Sumatra : le gouvernement ferme des douzaines d'entreprises polluantes
Indonésie : Deux mois après le cyclone qui a frappé Sumatra, les permis pour le barrage et la centrale hydroélectrique dans la forêt de Batang Toru ont été révoqués avec effet immédiat. La mine d'or Martabe, l'entreprise de pâte à papier Toba Pulp Lestari et 25 autres entreprises doivent également fermer leurs portes. Le ministre d'État au Secrétariat présidentiel a annoncé cette décision.
À la suite du cyclone du 25 novembre 2025, dont les effets dévastateurs sur Sumatra ont été aggravés par la déforestation massive et la destruction de l’environnement, de nombreuses entreprises des trois provinces touchées, Aceh, Sumatra du Nord et Sumatra occidental, ont finalement fait l’objet d’un examen par le gouvernement.
Résultat : de nombreuses entreprises opéraient en dehors du cadre légal. Le président Prabowo Subianto a ordonné la fermeture de 28 entreprises. Cette décision a été annoncée par le secrétaire d’État Prasetyo lors d’une conférence de presse diffusée en direct le 20 janvier 2026, près de deux mois après le cyclone.
Il s’agit notamment de l’entreprise papetière Toba Pulp Lestari, de la centrale hydroélectrique et de la mine d’or Martabe dans la forêt de Batang Toru, ainsi que de l’entreprise forestière SPS sur les îles Mentawai. (La liste des entreprises figure ci-dessous. Sauf indication contraire, il s’agit d’entreprises forestières.)
La « catastrophe hydrométéorologique » (Prasetyo) a accéléré l’examen des entreprises qui tirent profit de l’exploitation de la nature. Malgré cette formulation, le gouvernement ne qualifie pas la situation de catastrophe nationale, ce qui a pour conséquence qu’aucune aide gouvernementale n’a été apportée. L’aide d’urgence est principalement fournie par la société civile, soutenue en partie par des dons à Sauvons la fôret.
« 1 190 personnes ont perdu la vie, 141 sont toujours portées disparues et 131 000 vivent encore dans des camps de réfugiés et des tentes. 175 000 maisons, ainsi que de nombreuses routes et ponts, ont été détruits. La vie sociale et économique est au point mort », rapportent les organisations JATAM, APEL et KSPPM, décrivant les conséquences dévastatrices de la tempête comme « les traces de destruction laissées par l’oligarchie dans les cours supérieurs des fleuves et dans les zones sismiques » (PDF en indonésien : Jejak Oligarki di Hulu DAS dan Zona Rawan Bencana, avec des cartes et des graphiques montrant les entreprises détenues par des politiciens ou dans lesquelles ils détiennent des parts).

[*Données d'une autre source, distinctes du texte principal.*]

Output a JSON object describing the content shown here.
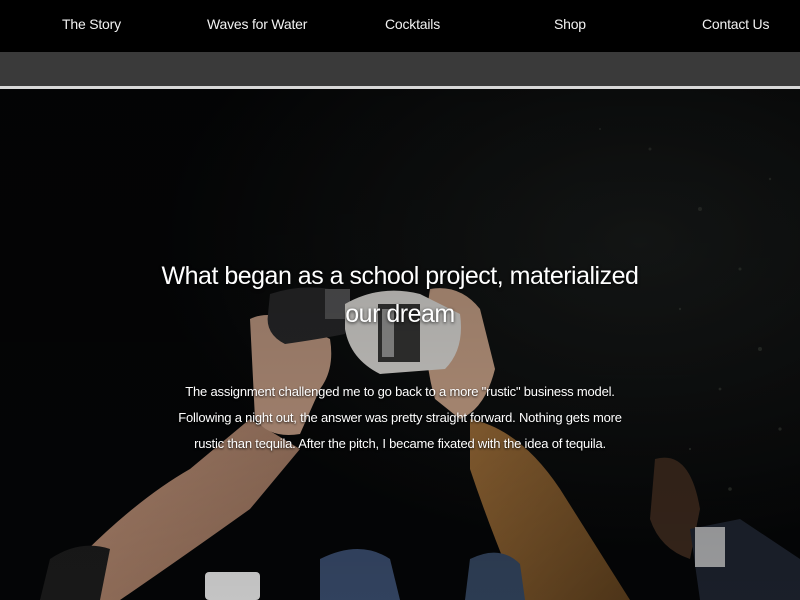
{
  "nav": {
    "items": [
      {
        "label": "The Story"
      },
      {
        "label": "Waves for Water"
      },
      {
        "label": "Cocktails"
      },
      {
        "label": "Shop"
      },
      {
        "label": "Contact Us"
      }
    ]
  },
  "hero": {
    "title": "What began as a school project, materialized our dream",
    "body": "The assignment challenged me to go back to a more \"rustic\" business model. Following a night out, the answer was pretty straight forward. Nothing gets more rustic than tequila. After the pitch, I became fixated with the idea of tequila.",
    "image_description_icon": "hands-toasting-bottles-photo"
  },
  "colors": {
    "nav_bg": "#000000",
    "subbar_bg": "#3a3a3a",
    "divider": "#d8d8d8",
    "text": "#ffffff"
  }
}
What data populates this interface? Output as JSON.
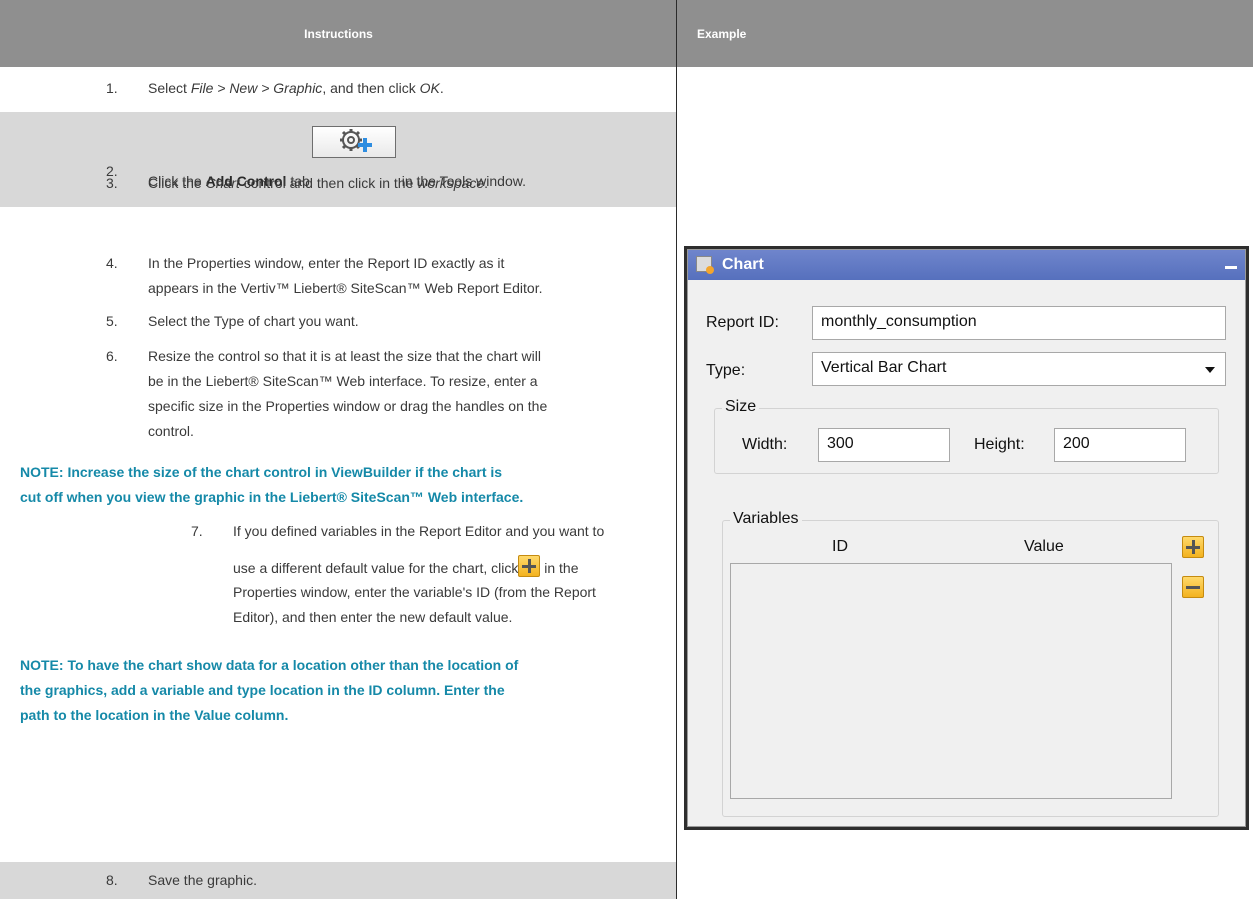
{
  "header": {
    "instructions": "Instructions",
    "example": "Example"
  },
  "steps": {
    "s1": {
      "num": "1.",
      "a": "Select ",
      "b": "File > New > Graphic",
      "c": ", and then click ",
      "d": "OK",
      "e": "."
    },
    "s2": {
      "num": "2.",
      "a": "Click the ",
      "b": "Add Control",
      "c": " tab",
      "d": " in the Tools window."
    },
    "s3": {
      "num": "3.",
      "a": "Click the ",
      "b": "Chart",
      "c": " control and then click in the ",
      "d": "workspace",
      "e": "."
    },
    "s4": {
      "num": "4.",
      "line1": "In the Properties window, enter the Report ID exactly as it",
      "line2": "appears in the Vertiv™ Liebert® SiteScan™ Web Report Editor."
    },
    "s5": {
      "num": "5.",
      "text": "Select the Type of chart you want."
    },
    "s6": {
      "num": "6.",
      "line1": "Resize the control so that it is at least the size that the chart will",
      "line2": "be in the Liebert® SiteScan™ Web interface. To resize, enter a",
      "line3": "specific size in the Properties window or drag the handles on the",
      "line4": "control."
    },
    "s7": {
      "num": "7.",
      "line1": "If you defined variables in the Report Editor and you want to",
      "line2a": "use a different default value for the chart, click",
      "line2b": " in the",
      "line3": "Properties window, enter the variable's ID (from the Report",
      "line4": "Editor), and then enter the new default value."
    },
    "s8": {
      "num": "8.",
      "text": "Save the graphic."
    }
  },
  "notes": {
    "n1_line1": "NOTE: Increase the size of the chart control in ViewBuilder if the chart is",
    "n1_line2": "cut off when you view the graphic in the Liebert® SiteScan™ Web interface.",
    "n2_line1": "NOTE: To have the chart show data for a location other than the location of",
    "n2_line2": "the graphics, add a variable and type location in the ID column. Enter the",
    "n2_line3": "path to the location in the Value column."
  },
  "panel": {
    "title": "Chart",
    "report_id_label": "Report ID:",
    "report_id_value": "monthly_consumption",
    "type_label": "Type:",
    "type_value": "Vertical Bar Chart",
    "size_group": "Size",
    "width_label": "Width:",
    "width_value": "300",
    "height_label": "Height:",
    "height_value": "200",
    "variables_group": "Variables",
    "col_id": "ID",
    "col_value": "Value"
  },
  "colors": {
    "header_bg": "#8f8f8f",
    "shaded_row": "#d8d8d8",
    "note_text": "#1589a8",
    "panel_title": "#5d76c2"
  }
}
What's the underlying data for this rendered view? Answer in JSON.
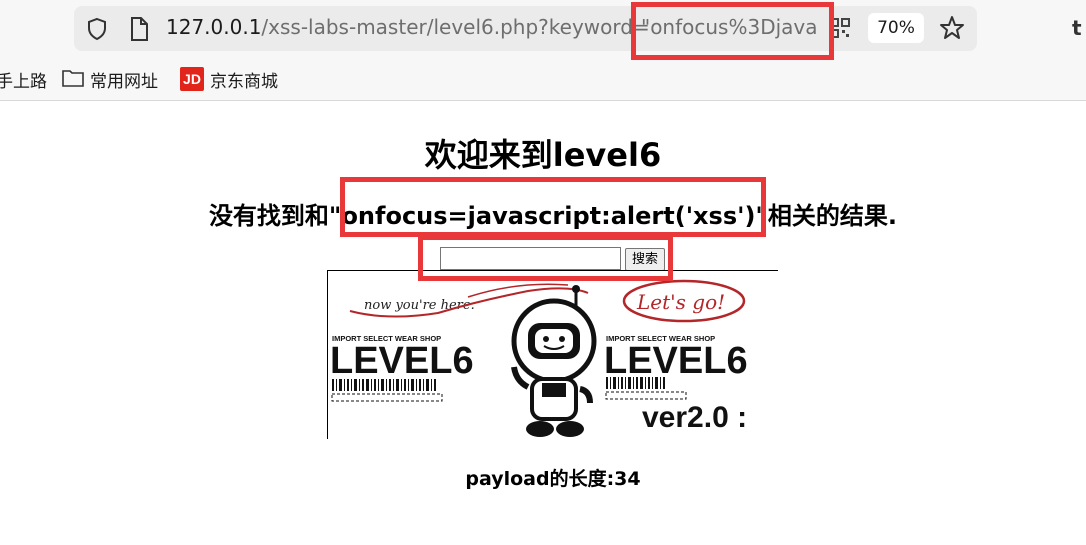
{
  "browser": {
    "url_main": "127.0.0.1",
    "url_path": "/xss-labs-master/level6.php?keyword=",
    "url_tail": "\"onfocus%3Djava",
    "zoom": "70%",
    "edge_glyph": "t"
  },
  "bookmarks": {
    "item1": "手上路",
    "item2": "常用网址",
    "item3": "京东商城",
    "jd_logo": "JD"
  },
  "page": {
    "title": "欢迎来到level6",
    "result_text": "没有找到和\"onfocus=javascript:alert('xss')\"相关的结果.",
    "search_value": "",
    "search_button": "搜索",
    "payload_text": "payload的长度:34"
  },
  "banner": {
    "now_text": "now you're here.",
    "lets_go": "Let's go!",
    "shop_left": "IMPORT SELECT WEAR SHOP",
    "shop_right": "IMPORT SELECT WEAR SHOP",
    "level_left": "LEVEL6",
    "level_right": "LEVEL6",
    "version": "ver2.0 :"
  },
  "colors": {
    "highlight": "#e8383a",
    "jd_red": "#e1251b"
  }
}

Industrie papetière et hydro
Le fait que douze entreprises forestières du nord de Sumatra aient perdu leur licence d’exploitation est une lueur d’espoir pour la forêt tropicale martyrisée de la province. Les gens sont particulièrement soulagés que l’entreprise de pâte à papier Toba Pulp Lestari, qui appartient au holding APRIL, doive enfin cesser ses activités.

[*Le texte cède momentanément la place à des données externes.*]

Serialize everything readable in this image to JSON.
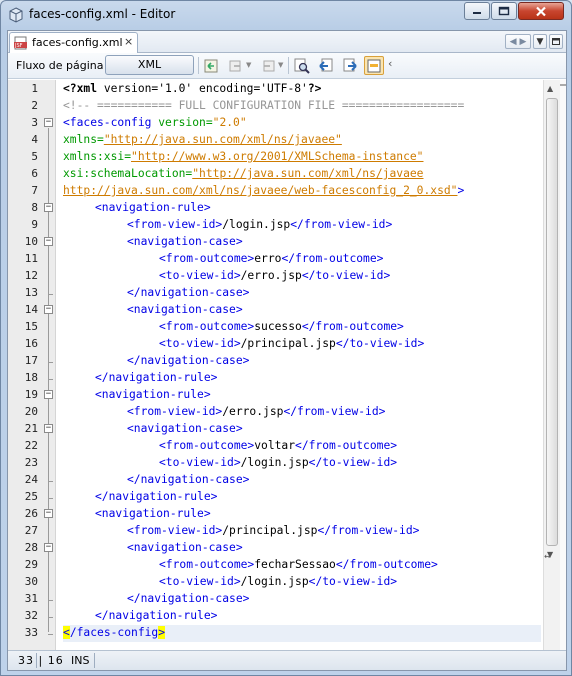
{
  "window": {
    "title": "faces-config.xml - Editor"
  },
  "tab": {
    "label": "faces-config.xml",
    "close": "×"
  },
  "toolbar": {
    "flow_label": "Fluxo de página",
    "xml_label": "XML"
  },
  "code_lines": [
    {
      "num": "1"
    },
    {
      "num": "2"
    },
    {
      "num": "3"
    },
    {
      "num": "4"
    },
    {
      "num": "5"
    },
    {
      "num": "6"
    },
    {
      "num": "7"
    },
    {
      "num": "8"
    },
    {
      "num": "9"
    },
    {
      "num": "10"
    },
    {
      "num": "11"
    },
    {
      "num": "12"
    },
    {
      "num": "13"
    },
    {
      "num": "14"
    },
    {
      "num": "15"
    },
    {
      "num": "16"
    },
    {
      "num": "17"
    },
    {
      "num": "18"
    },
    {
      "num": "19"
    },
    {
      "num": "20"
    },
    {
      "num": "21"
    },
    {
      "num": "22"
    },
    {
      "num": "23"
    },
    {
      "num": "24"
    },
    {
      "num": "25"
    },
    {
      "num": "26"
    },
    {
      "num": "27"
    },
    {
      "num": "28"
    },
    {
      "num": "29"
    },
    {
      "num": "30"
    },
    {
      "num": "31"
    },
    {
      "num": "32"
    },
    {
      "num": "33"
    }
  ],
  "code": {
    "l1": {
      "a": "<?xml ",
      "b": "version='1.0' encoding='UTF-8'",
      "c": "?>"
    },
    "l2": "<!-- =========== FULL CONFIGURATION FILE ==================",
    "l3": {
      "a": "<faces-config ",
      "b": "version=",
      "c": "\"2.0\""
    },
    "l4": {
      "a": "xmlns=",
      "b": "\"http://java.sun.com/xml/ns/javaee\""
    },
    "l5": {
      "a": "xmlns:xsi=",
      "b": "\"http://www.w3.org/2001/XMLSchema-instance\""
    },
    "l6": {
      "a": "xsi:schemaLocation=",
      "b": "\"http://java.sun.com/xml/ns/javaee"
    },
    "l7": {
      "a": "http://java.sun.com/xml/ns/javaee/web-facesconfig_2_0.xsd\"",
      "b": ">"
    },
    "l8": "<navigation-rule>",
    "l9": {
      "a": "<from-view-id>",
      "b": "/login.jsp",
      "c": "</from-view-id>"
    },
    "l10": "<navigation-case>",
    "l11": {
      "a": "<from-outcome>",
      "b": "erro",
      "c": "</from-outcome>"
    },
    "l12": {
      "a": "<to-view-id>",
      "b": "/erro.jsp",
      "c": "</to-view-id>"
    },
    "l13": "</navigation-case>",
    "l14": "<navigation-case>",
    "l15": {
      "a": "<from-outcome>",
      "b": "sucesso",
      "c": "</from-outcome>"
    },
    "l16": {
      "a": "<to-view-id>",
      "b": "/principal.jsp",
      "c": "</to-view-id>"
    },
    "l17": "</navigation-case>",
    "l18": "</navigation-rule>",
    "l19": "<navigation-rule>",
    "l20": {
      "a": "<from-view-id>",
      "b": "/erro.jsp",
      "c": "</from-view-id>"
    },
    "l21": "<navigation-case>",
    "l22": {
      "a": "<from-outcome>",
      "b": "voltar",
      "c": "</from-outcome>"
    },
    "l23": {
      "a": "<to-view-id>",
      "b": "/login.jsp",
      "c": "</to-view-id>"
    },
    "l24": "</navigation-case>",
    "l25": "</navigation-rule>",
    "l26": "<navigation-rule>",
    "l27": {
      "a": "<from-view-id>",
      "b": "/principal.jsp",
      "c": "</from-view-id>"
    },
    "l28": "<navigation-case>",
    "l29": {
      "a": "<from-outcome>",
      "b": "fecharSessao",
      "c": "</from-outcome>"
    },
    "l30": {
      "a": "<to-view-id>",
      "b": "/login.jsp",
      "c": "</to-view-id>"
    },
    "l31": "</navigation-case>",
    "l32": "</navigation-rule>",
    "l33": "</faces-config>"
  },
  "status": {
    "position": "33 | 16",
    "mode": "INS"
  },
  "colors": {
    "tag": "#0000e6",
    "attribute": "#009900",
    "value": "#ce7b00",
    "comment": "#969696",
    "bracket_highlight": "#ffff00"
  }
}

Fermez Toba Pulp Lestari. C’est ce que réclament chaque jour les populations locales depuis plusieurs années, alors que les plantations d’eucalyptus et l’usine de pâte à papier empiètent désormais sur la forêt de Batang Toru. Depuis quarante ans, Toba Pulp Lestari détruit la forêt tropicale, prive les Batak, peuple autochtone, de leurs terres ancestrales, empoisonne les rivières et le lac Toba, et recourt régulièrement à la violence. Tout récemment encore, des hommes armés ont une nouvelle fois attaqué un village.
Le barrage et la centrale électrique dans la forêt de Batang Toru, qui abrite les rares orangs-outans de Tapanuli, les tapirs, les tigres de Sumatra et d’autres espèces sauvages protégées, ne doivent pas être construits. L’impact du cyclone est particulièrement grave dans cette région. Le long de la rivière Batang Toru, 350 hectares ont été rasés pour la centrale hydroélectrique.
La coupe à blanc pour la mine d’or Martabe exploitée par PT Agincourt Resources a également causé des dégâts considérables. La concession de 130 252 hectares empiète sur l’écosystème de Batang Toru. L’entreprise a détruit plus de 700 hectares de forêt.
Des sanctions qui ne tiennent que sur le papier ?
« L’expérience montre jusqu’à présent que sans pression publique, la révocation des permis reste une mesure purement symbolique », prévient Rianda Purba, directeur de notre organisation partenaire WALHI North Sumatra. « Les liens étroits entre l’oligarchie et le gouvernement accélèrent la destruction de l’environnement et augmentent le risque de catastrophe écologique », a déclaré Purba dans le communiqué de presse indonésien intitulé « La révocation symbolique des permis accordés aux entreprises destructrices de l’environnement est dangereuse ».
« La révocation doit s’attaquer à la racine du problème et s’accompagner de solutions concrètes. Il ne suffit pas de révoquer les permis des entreprises tant que les conflits, les dommages environnementaux et les impacts sociaux dans les zones touchées restent sans solution », déclare Rahmat Syukur, de notre organisation partenaire APEL, dans une déclaration commune avec Trend Asia et YCC Mentawai, « Les entreprises responsables de la catastrophe doivent restaurer la nature » (en indonésien, dans le communiqué de presse de WALHI Sumut).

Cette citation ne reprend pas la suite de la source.